Он вытянул руку, и мгновенно, послушные команде, побежали, затолкались, становясь и вытягиваясь, люди. Через секунду стояла стройная шеренга, только в самом хвосте кто-то, матерясь, пытался втиснуться в строй. Редькин, поигрывая желваками на скулах, вышел перед строем. За ним шли Точилин и комиссар.

— День отдыху, — сказал Редькин, искоса поглядывая на носилки, стоящие в траве, на белые повязки, сверкающие в зеленом мареве молочая. — А завтра пойдем и расплатимся с Гансами. Ясно? Поквитаемся за Большое Лотохино и за всю нашу землю!

Весь день шла подготовка к походу. Вновь прибывшие рубили деревья. Рыли землянки. Лагерь сейчас напоминал лесхоз. Везде лежали стволы берез, сосен, их обрубали, строгали, пилили. В нескольких местах на подходе сделали завалы. Редькин помнил уничтожение своей базы в Черном Бору. Теперь он был ученее. Он хотел, чтобы немцы, если бы они прорвались к базе, встретили здесь крепость не только природную, а и воинскую.

Репнев позвал Коппа.

— Пойдем, Ганс, осмотрим ходячих раненых.

Они пошли в ельник. Тяжелый пахучий дух хвои кружил голову. Солнечные клинки вспыхивали в промежутках между елями и гасли.

— Борис, мне сейчас кажется, никакой войны нет, — сказал Копп, повертывая к Репневу юношеское лицо с распахнутыми глазами под белесой щеточкой бровей. — Просто я познаю прекрасную страну и прекрасных людей.

Из-за сосны, выставив перед собой винтовку, выпрыгнул часовой и секунду моргал глазами на подходивших.

— Ф-фу, — сказал он, вытирая лоб, — ну делишки. Кабы не посмотрел, точно бы пальнул. Как же вы, товарищ доктор, по-немецки тут разговариваете.

«Копп забыл о войне, — думал Репнев, — война на день дала ему забыть о себе. А мне нельзя забыть ни на минуту. Вчера эсэсовцы сожгли целое село. Завтра бой. И там где-то, в общем даже недалеко, в тридцати километрах, в одном дне ходьбы, в часе езды на машине, в доме, где я жил когда-то, самая близкая и самая чужая мне женщина».

Он долго не пускал к себе этих мыслей, но вдруг они рванулись и затопили его, овладели им всем, опутали, влезли в каждую пору его тела. Потому что тело его знало ее, ту неистовую, светловолосую, с нежным и капризным лицом, ту стонавшую в его объятиях, ту прихотливо-изменчивую днем, надменную вечером и только ночью сдавшуюся, шепчущую его имя и слова потрясающих душу признаний, ту, пьющую его жадными и жаркими губами, ту невозвратную, любимую... Неужели у нее то же было и с немцем? И вдруг, взглянув на Коппа, весь закостенел от боли. Борис почти ненавидел сейчас этого белесого бессмысленного мальчишку, оба они, и Копп и Бергман, были немцами. И с одним он мог дружить, следовательно, другого она могла любить. Ибо оба они не были нашими врагами. Он представил себе, что в доме в Клинцах происходит ночью. И зубами заскрипел от едкой горечи этой галлюцинации. И немцу она шепчет те слова, что шептала когда-то ему, только ему...

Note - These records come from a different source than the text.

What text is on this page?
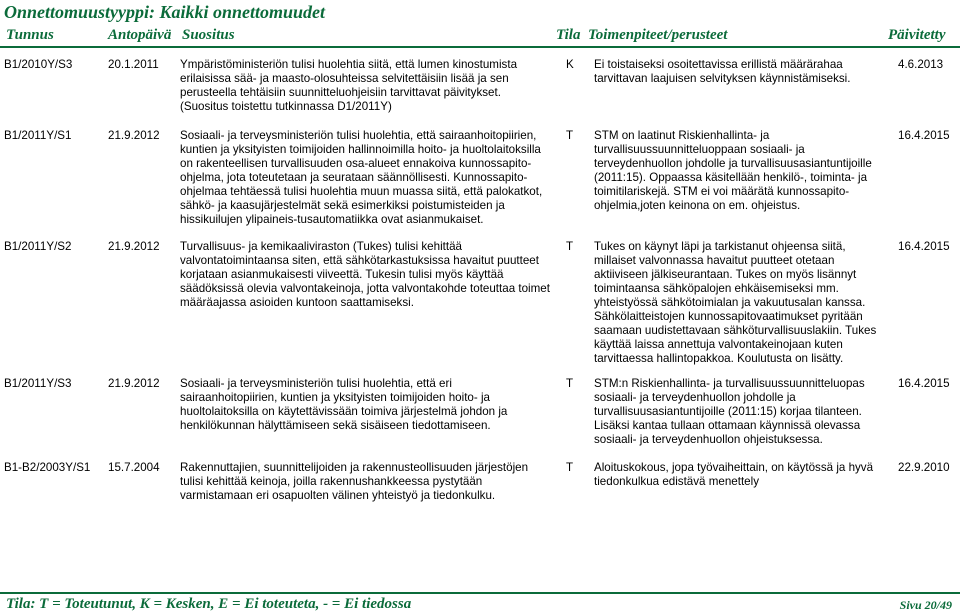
Onnettomuustyyppi: Kaikki onnettomuudet
Tunnus	Antopäivä Suositus	Tila Toimenpiteet/perusteet	Päivitetty
B1/2010Y/S3	20.1.2011 Ympäristöministeriön tulisi huolehtia siitä, että lumen kinostumista
erilaisissa sää- ja maasto-olosuhteissa selvitettäisiin lisää ja sen
perusteella tehtäisiin suunnitteluohjeisiin tarvittavat päivitykset.
(Suositus toistettu tutkinnassa D1/2011Y)
K Ei toistaiseksi osoitettavissa erillistä määrärahaa
tarvittavan laajuisen selvityksen käynnistämiseksi.
4.6.2013
B1/2011Y/S1	21.9.2012 Sosiaali- ja terveysministeriön tulisi huolehtia, että sairaanhoitopiirien,
kuntien ja yksityisten toimijoiden hallinnoimilla hoito- ja huoltolaitoksilla
on rakenteellisen turvallisuuden osa-alueet ennakoiva kunnossapito-
ohjelma, jota toteutetaan ja seurataan säännöllisesti. Kunnossapito-
ohjelmaa tehtäessä tulisi huolehtia muun muassa siitä, että palokatkot,
sähkö- ja kaasujärjestelmät sekä esimerkiksi poistumisteiden ja
hissikuilujen ylipaineis-tusautomatiikka ovat asianmukaiset.
T STM on laatinut Riskienhallinta- ja
turvallisuussuunnitteluoppaan sosiaali- ja
terveydenhuollon johdolle ja turvallisuusasiantuntijoille
(2011:15). Oppaassa käsitellään henkilö-, toiminta- ja
toimitilariskejä. STM ei voi määrätä kunnossapito-
ohjelmia,joten keinona on em. ohjeistus.
16.4.2015
B1/2011Y/S2	21.9.2012 Turvallisuus- ja kemikaaliviraston (Tukes) tulisi kehittää
valvontatoimintaansa siten, että sähkötarkastuksissa havaitut puutteet
korjataan asianmukaisesti viiveettä. Tukesin tulisi myös käyttää
säädöksissä olevia valvontakeinoja, jotta valvontakohde toteuttaa toimet
määräajassa asioiden kuntoon saattamiseksi.
T Tukes on käynyt läpi ja tarkistanut ohjeensa siitä,
millaiset valvonnassa havaitut puutteet otetaan
aktiiviseen jälkiseurantaan. Tukes on myös lisännyt
toimintaansa sähköpalojen ehkäisemiseksi mm.
yhteistyössä sähkötoimialan ja vakuutusalan kanssa.
Sähkölaitteistojen kunnossapitovaatimukset pyritään
saamaan uudistettavaan sähköturvallisuuslakiin. Tukes
käyttää laissa annettuja valvontakeinojaan kuten
tarvittaessa hallintopakkoa. Koulutusta on lisätty.
16.4.2015
B1/2011Y/S3	21.9.2012 Sosiaali- ja terveysministeriön tulisi huolehtia, että eri
sairaanhoitopiirien, kuntien ja yksityisten toimijoiden hoito- ja
huoltolaitoksilla on käytettävissään toimiva järjestelmä johdon ja
henkilökunnan hälyttämiseen sekä sisäiseen tiedottamiseen.
T STM:n Riskienhallinta- ja turvallisuussuunnitteluopas
sosiaali- ja terveydenhuollon johdolle ja
turvallisuusasiantuntijoille (2011:15) korjaa tilanteen.
Lisäksi kantaa tullaan ottamaan käynnissä olevassa
sosiaali- ja terveydenhuollon ohjeistuksessa.
16.4.2015
B1-B2/2003Y/S1 15.7.2004 Rakennuttajien, suunnittelijoiden ja rakennusteollisuuden järjestöjen
tulisi kehittää keinoja, joilla rakennushankkeessa pystytään
varmistamaan eri osapuolten välinen yhteistyö ja tiedonkulku.
T Aloituskokous, jopa työvaiheittain, on käytössä ja hyvä
tiedonkulkua edistävä menettely
22.9.2010
Tila: T = Toteutunut, K = Kesken, E = Ei toteuteta, - = Ei tiedossa	Sivu 20/49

— Надя очень красивая девушка, — сказал вдруг, весь заалев, Копп.

...Если Поля любит Бергмана, то Бергман не наци. И если это так, бдительные комиссары и Точилин ошиблись и спутали ему всю игру. Его ждут там, в Клинцах.

Он вдруг принял решение. Сразу после боя он объяснит все Редькину и снова попросится в разведку в Клинцы. Конечно, после боя будет трудно: появятся раненые. Но он должен убедить Редькина. В Клинцах его ждут...

 

...Рано утром отряд уже был на марше. Солнце уже взошло и жарко припекало спины. Репнев поглядывал на вспотевшие лица, на соляные круги между лопаток партизанских гимнастерок и рубах, вслушивался в разговоры. Будиловцы (их легко было узнать по бритым незагорелым лицам) были перемешаны с точилинскими и добровольцами, пришедшими в отряд. Повсюду шло выяснение отношений.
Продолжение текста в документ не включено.